Single tap trigger — A double-tap detector would add a delay to all tap events. Using a single tap avoids this, consistent with the behavior in Apple Books.
No new gesture event types — The library already provides the InputObserving API, which can be used to detect double-tap, pinch, and other gestures. Rather than adding dedicated gesture events, this PR exposes TargetElement metadata on PointerEvent, giving apps the building blocks to implement custom gesture handling on top of the existing API.
Preview logic in TestApp, not Navigator — The Navigator provides element metadata; how to present it is left to the app.

Previews

iPhone	iPad
iphone.mov	ipad.mov

mickael-menu · 2026-03-27T16:44:09Z

Sources/Navigator/EPUB/EPUBSpreadView.swift

+            // The src from JS is a fully-resolved readium:// URL.
+            // Relativize it against the publication base URL to get a
+            // publication-relative href usable with Publication.get().
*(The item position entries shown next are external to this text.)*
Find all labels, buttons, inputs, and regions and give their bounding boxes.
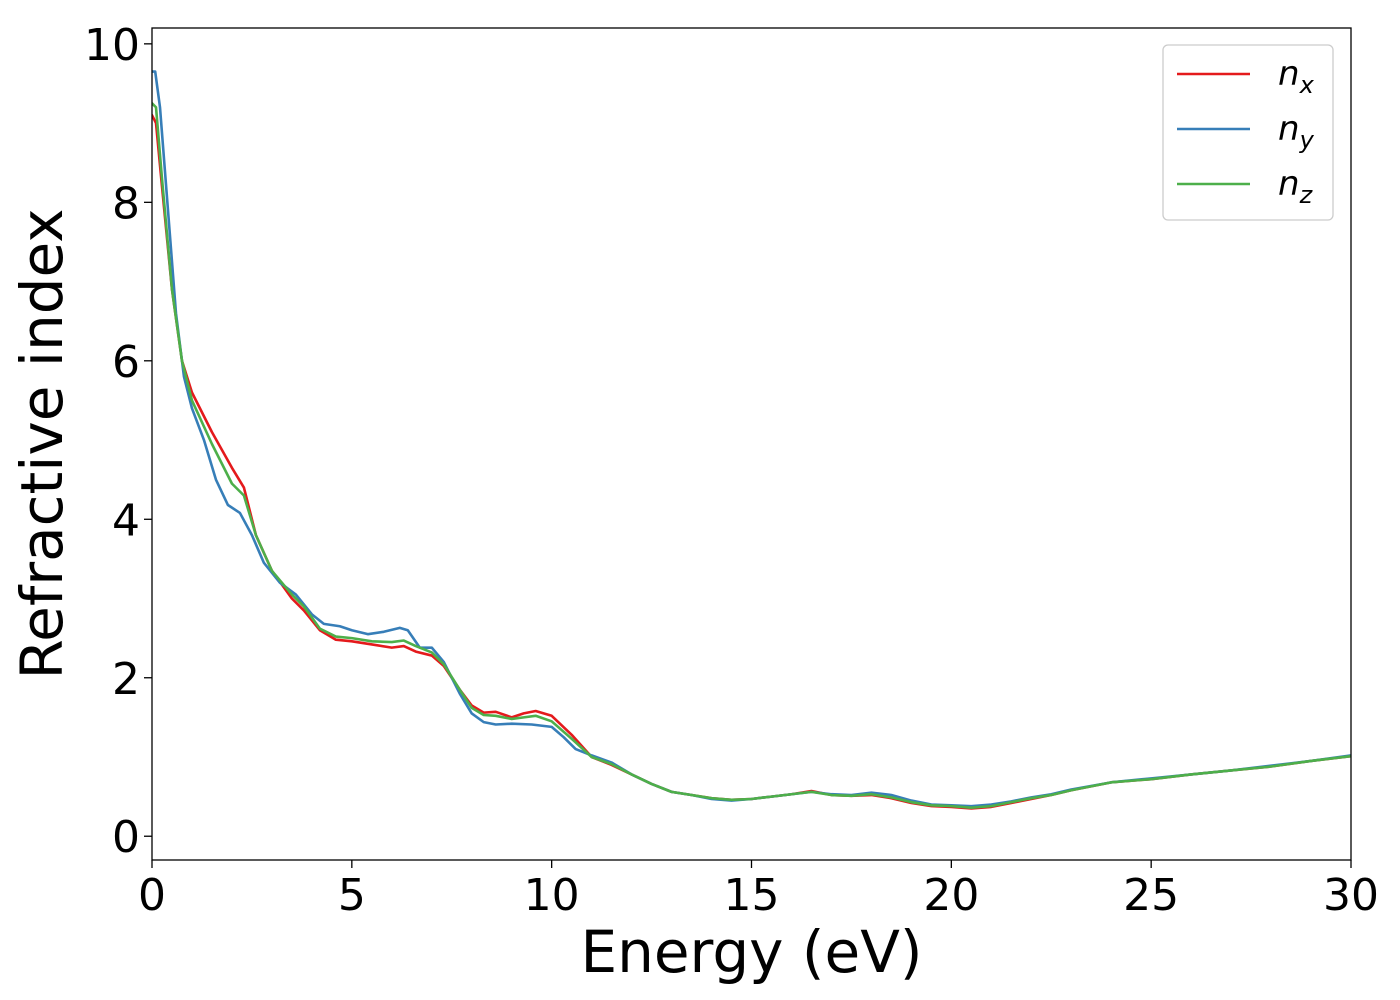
ticks-layer: 0 5 10 15 20 25 30 0 2 4 6 8 10 xyxy=(84,20,1379,921)
x-tick-label: 25 xyxy=(1123,870,1179,921)
y-tick-label: 6 xyxy=(112,337,140,388)
x-tick-label: 0 xyxy=(138,870,166,921)
legend-label-subscript: y xyxy=(1299,126,1315,154)
y-tick-label: 2 xyxy=(112,654,140,705)
y-axis-title: Refractive index xyxy=(8,208,76,679)
legend-box xyxy=(1162,44,1334,221)
y-tick-label: 0 xyxy=(112,812,140,863)
x-tick-label: 10 xyxy=(524,870,580,921)
x-tick-label: 5 xyxy=(338,870,366,921)
y-tick-label: 8 xyxy=(112,178,140,229)
x-tick-label: 20 xyxy=(923,870,979,921)
y-tick-label: 4 xyxy=(112,495,140,546)
legend-label-base: n xyxy=(1278,54,1300,94)
series-line-y xyxy=(152,70,1351,808)
legend-label-base: n xyxy=(1278,109,1300,149)
legend-label-subscript: z xyxy=(1299,181,1314,209)
series-line-z xyxy=(152,101,1351,809)
legend-label-z: nz xyxy=(1278,164,1314,209)
x-tick-label: 30 xyxy=(1323,870,1379,921)
legend-label-x: nx xyxy=(1278,54,1315,99)
x-axis-title: Energy (eV) xyxy=(580,918,922,986)
legend-label-y: ny xyxy=(1278,109,1315,154)
x-tick-label: 15 xyxy=(724,870,780,921)
legend-label-base: n xyxy=(1278,164,1300,204)
y-tick-label: 10 xyxy=(84,20,140,71)
series-layer xyxy=(152,70,1351,810)
legend-label-subscript: x xyxy=(1299,71,1315,99)
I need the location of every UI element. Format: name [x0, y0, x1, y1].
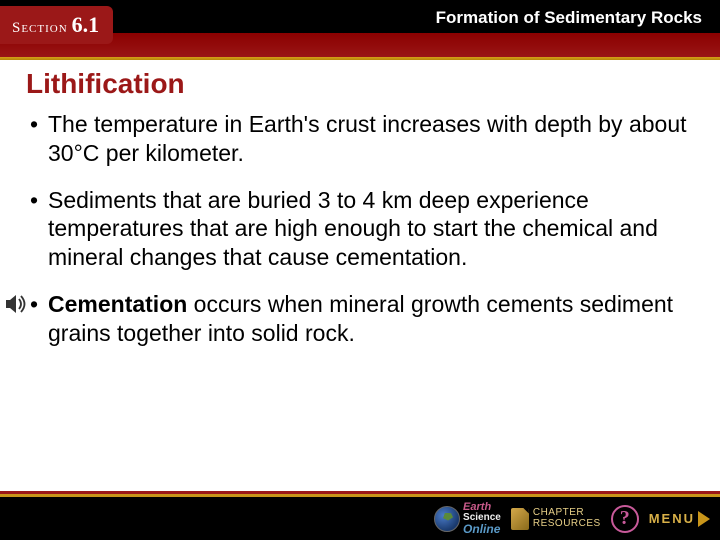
bullet-marker: •	[30, 290, 48, 319]
bullet-text: The temperature in Earth's crust increas…	[48, 110, 696, 168]
slide-heading: Lithification	[26, 68, 696, 100]
page-icon	[511, 508, 529, 530]
earth-science-online-link[interactable]: Earth Science Online	[434, 502, 501, 536]
bullet-text: Cementation occurs when mineral growth c…	[48, 290, 696, 348]
bullet-item: • The temperature in Earth's crust incre…	[30, 110, 696, 168]
content-area: Lithification • The temperature in Earth…	[0, 62, 720, 494]
section-number: 6.1	[72, 12, 100, 37]
term-cementation: Cementation	[48, 291, 187, 317]
chap-l2: RESOURCES	[533, 519, 601, 530]
footer-bar: Earth Science Online CHAPTER RESOURCES ?…	[0, 494, 720, 540]
bullet-item: • Sediments that are buried 3 to 4 km de…	[30, 186, 696, 272]
slide: Section6.1 Formation of Sedimentary Rock…	[0, 0, 720, 540]
header-divider	[0, 57, 720, 60]
logo-text: Earth Science Online	[463, 502, 501, 536]
speaker-icon[interactable]	[4, 294, 28, 314]
chapter-resources-label: CHAPTER RESOURCES	[533, 508, 601, 529]
earth-globe-icon	[434, 506, 460, 532]
menu-label: MENU	[649, 511, 695, 526]
menu-button[interactable]: MENU	[649, 511, 710, 527]
arrow-right-icon	[698, 511, 710, 527]
bullet-text: Sediments that are buried 3 to 4 km deep…	[48, 186, 696, 272]
bullet-marker: •	[30, 110, 48, 168]
bullet-marker: •	[30, 186, 48, 272]
chap-l1: CHAPTER	[533, 508, 601, 519]
bullet-item: • Cementation occurs when mineral growth…	[30, 290, 696, 348]
chapter-title: Formation of Sedimentary Rocks	[436, 8, 702, 28]
help-button[interactable]: ?	[611, 505, 639, 533]
section-label: Section	[12, 20, 68, 36]
footer-divider	[0, 491, 720, 494]
section-tab: Section6.1	[0, 6, 113, 44]
question-mark-icon: ?	[620, 507, 630, 530]
header-bar: Section6.1 Formation of Sedimentary Rock…	[0, 0, 720, 60]
chapter-resources-button[interactable]: CHAPTER RESOURCES	[511, 508, 601, 530]
logo-line3: Online	[463, 522, 500, 536]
The comment is a bit misleading because the HTML document might contain URLs to external resources with http://, or it might already be a relative URL. In any case the code looks correct as it falls back on src when relativize() fails.

Good catch :)

mickael-menu · 2026-03-27T17:33:57Z

TestApp/Sources/Reader/Common/ImagePreview/ImagePreviewNavigationController.swift

+/// A navigation controller wrapper for image preview that owns the custom
+/// transition and forwards `ImagePreviewTransitioning` to its top view
+/// controller.
+final class ImagePreviewNavigationController: UINavigationController {


I'm a bit on the fence regarding the Test App implementation.

As a heads-up, we're phasing out the Test App in favor of a new Swift Playground app. The Test App is not really maintained anymore.

Your implementation looks super nice but we want to keep the Test App / Playground really simple and the code straightforward to test and demonstrate the Readium APIs. Having nice animations and UX is in the scope of the application and not the toolkit. From experience, if we offer more advanced components in the Test App, integrators will copy-paste it and expect support when it breaks or doesn't fit their app, which is why we want to move away from a full-fledged reading test app to a more technical and simple playground.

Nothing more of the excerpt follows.